Jennifer moved on from music to softball. First with Sassy Scissors and later with Al’s Angels she played catcher, outfield, and second base. In the batter's box she hit the ball a ton (I can remember several inside the park home runs, and this from not the fastest girl in the mid-south) but mostly they won. I think that my simple city family had no idea that in the country, 10 year old girls were not only allowed but rewarded for playing in softball tournaments until three o’clock on a Sunday morning. Ashdown, Salem, Malvern, Pine Bluff, the dreaded Paragould, these girls saw them all and left with trophies. If Dad ever seemed a bit rambling or incoherent on a July Sunday morning about 1989-1993, it was because we had just gotten back from the softball complex in Fort Smith or perhaps Sheridan a few hours before church time.
When fall rolled around softball season was over, and Jennifer needed a new sport to excel at; enter cheerleading. I feel bad now for all of the times that I aggravated her by saying in my best valley girl voice “Hi, My name is Jenni with an I, and I am a cheerleader, and I am so popular.” But she was. Without the silly voice. She was a great cheerleader, eventually working her way up to captain in college. Besides, anyone who volunteers to stand on the sidelines in Mountain Pine Arkansas in a tiny little uniform when it is thirty degrees outside with a stiff wind and look happy about it, deserves better than a lazy non-athletic fat brother making fun of her.
Jennifer Greer is one of the best students I have ever seen. She is smart, and always made good grades. The most impressive thing to me was how well she plays the school game. She always did her homework, (all of it) she studied for every test, and when she got to college and it became an option, she still went to class. I was not any good at any of these things. When we were young, our parents told us that if we studied hard and got our college paid for; they would buy us a car to drive to school. I took the cynical pessimistic approach and figured that I could ride a bike at college, I’d rather not have to do my homework now. Jenni took them up on it and in 1997 graduated Bismarck High school a governor’s scholar, having never tasted even a B grade in her entire public school career.

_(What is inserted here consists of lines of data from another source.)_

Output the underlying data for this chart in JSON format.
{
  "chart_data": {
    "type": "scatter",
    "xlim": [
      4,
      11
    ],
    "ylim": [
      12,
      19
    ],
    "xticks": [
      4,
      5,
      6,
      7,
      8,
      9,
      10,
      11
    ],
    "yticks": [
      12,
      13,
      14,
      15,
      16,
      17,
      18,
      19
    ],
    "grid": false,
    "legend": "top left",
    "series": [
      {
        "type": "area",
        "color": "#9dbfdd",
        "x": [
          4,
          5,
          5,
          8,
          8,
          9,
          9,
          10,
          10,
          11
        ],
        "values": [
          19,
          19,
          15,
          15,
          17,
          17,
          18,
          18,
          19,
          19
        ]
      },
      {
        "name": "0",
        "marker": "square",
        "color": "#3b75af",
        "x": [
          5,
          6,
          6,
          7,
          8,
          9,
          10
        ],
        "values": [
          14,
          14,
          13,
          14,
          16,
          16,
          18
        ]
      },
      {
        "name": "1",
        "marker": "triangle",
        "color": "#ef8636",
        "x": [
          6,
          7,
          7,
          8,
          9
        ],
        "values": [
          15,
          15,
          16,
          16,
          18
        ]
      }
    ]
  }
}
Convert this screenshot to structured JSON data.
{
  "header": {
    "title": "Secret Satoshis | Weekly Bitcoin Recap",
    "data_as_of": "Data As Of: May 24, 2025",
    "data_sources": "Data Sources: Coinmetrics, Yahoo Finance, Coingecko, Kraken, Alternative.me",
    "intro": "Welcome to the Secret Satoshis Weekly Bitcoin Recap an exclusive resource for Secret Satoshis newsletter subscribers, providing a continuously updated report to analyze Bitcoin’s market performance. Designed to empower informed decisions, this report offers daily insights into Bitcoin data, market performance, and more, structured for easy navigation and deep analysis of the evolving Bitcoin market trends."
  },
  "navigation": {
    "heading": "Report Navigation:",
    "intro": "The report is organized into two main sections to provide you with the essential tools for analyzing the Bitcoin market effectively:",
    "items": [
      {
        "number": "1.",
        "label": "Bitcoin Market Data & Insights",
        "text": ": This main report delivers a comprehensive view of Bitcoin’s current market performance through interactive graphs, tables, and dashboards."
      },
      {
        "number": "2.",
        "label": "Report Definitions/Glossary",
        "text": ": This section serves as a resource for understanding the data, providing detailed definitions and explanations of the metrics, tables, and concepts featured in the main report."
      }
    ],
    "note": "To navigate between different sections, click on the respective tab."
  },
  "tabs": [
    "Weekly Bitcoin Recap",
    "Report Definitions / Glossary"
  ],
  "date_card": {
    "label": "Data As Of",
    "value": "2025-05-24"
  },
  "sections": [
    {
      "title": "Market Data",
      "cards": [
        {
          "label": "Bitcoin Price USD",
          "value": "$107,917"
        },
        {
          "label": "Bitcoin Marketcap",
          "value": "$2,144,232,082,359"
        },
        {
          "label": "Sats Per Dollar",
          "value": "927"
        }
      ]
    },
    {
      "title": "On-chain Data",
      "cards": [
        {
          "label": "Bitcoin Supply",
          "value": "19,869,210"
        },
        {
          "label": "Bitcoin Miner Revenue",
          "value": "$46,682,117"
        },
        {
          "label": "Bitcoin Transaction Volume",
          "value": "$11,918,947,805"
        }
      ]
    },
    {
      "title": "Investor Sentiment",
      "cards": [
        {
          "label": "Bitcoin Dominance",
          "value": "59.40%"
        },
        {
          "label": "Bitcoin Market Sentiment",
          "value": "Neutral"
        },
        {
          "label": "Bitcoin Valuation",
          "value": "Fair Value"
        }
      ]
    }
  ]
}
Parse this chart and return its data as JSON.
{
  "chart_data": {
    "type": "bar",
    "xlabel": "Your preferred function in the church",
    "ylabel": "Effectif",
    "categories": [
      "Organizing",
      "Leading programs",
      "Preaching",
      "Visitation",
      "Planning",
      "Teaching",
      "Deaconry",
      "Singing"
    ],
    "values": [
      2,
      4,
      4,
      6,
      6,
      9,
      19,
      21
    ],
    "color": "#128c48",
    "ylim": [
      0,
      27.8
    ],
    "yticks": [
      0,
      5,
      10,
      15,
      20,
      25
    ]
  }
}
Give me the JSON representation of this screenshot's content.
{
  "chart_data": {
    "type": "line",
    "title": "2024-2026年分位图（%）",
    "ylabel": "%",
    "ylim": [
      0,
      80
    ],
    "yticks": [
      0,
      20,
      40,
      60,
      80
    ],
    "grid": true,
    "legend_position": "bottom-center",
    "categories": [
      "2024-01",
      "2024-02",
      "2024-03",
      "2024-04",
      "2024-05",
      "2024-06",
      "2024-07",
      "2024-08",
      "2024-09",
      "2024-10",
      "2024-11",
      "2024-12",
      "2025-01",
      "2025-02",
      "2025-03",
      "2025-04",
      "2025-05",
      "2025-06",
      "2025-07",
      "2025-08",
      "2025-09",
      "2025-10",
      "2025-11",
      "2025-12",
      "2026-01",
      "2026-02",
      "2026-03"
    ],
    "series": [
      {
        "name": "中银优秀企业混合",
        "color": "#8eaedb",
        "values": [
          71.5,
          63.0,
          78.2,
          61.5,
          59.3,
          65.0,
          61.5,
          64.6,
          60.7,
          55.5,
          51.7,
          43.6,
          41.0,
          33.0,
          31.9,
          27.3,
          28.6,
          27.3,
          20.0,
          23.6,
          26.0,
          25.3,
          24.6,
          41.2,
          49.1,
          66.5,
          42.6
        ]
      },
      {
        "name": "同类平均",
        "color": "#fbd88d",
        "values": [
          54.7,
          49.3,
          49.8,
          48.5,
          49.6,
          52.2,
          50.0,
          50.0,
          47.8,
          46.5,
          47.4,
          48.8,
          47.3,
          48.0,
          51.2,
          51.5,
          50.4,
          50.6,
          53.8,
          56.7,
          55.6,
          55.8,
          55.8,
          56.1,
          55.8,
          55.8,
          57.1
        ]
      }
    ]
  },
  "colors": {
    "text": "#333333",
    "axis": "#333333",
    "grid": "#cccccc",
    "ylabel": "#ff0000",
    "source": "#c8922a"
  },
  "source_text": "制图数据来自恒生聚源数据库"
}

Here we are four years later and she is through with college. Did you hear that, through with college in four years. I spent parts of six or seven years at college and am no where close to being through. When Jenni was little and she was asked what she wanted to be when she grew up, her standard answer was “a doctor.” Here she is at 22 years old and she has finished her undergrad with a degree and grades that might just get her in to medical school if she decides that she wants to go. No matter what she chooses as the next step for her I am sure of one thing, she will succeed. She will succeed because she will work hard and persevere. She will succeed because she has a loving family and church family and great friends that will support her. Mostly she will succeed because she will trust God and follow him. History shows us that Jennifer Lyn Greer is a sweeping success, and we are more proud of her right now than ever before.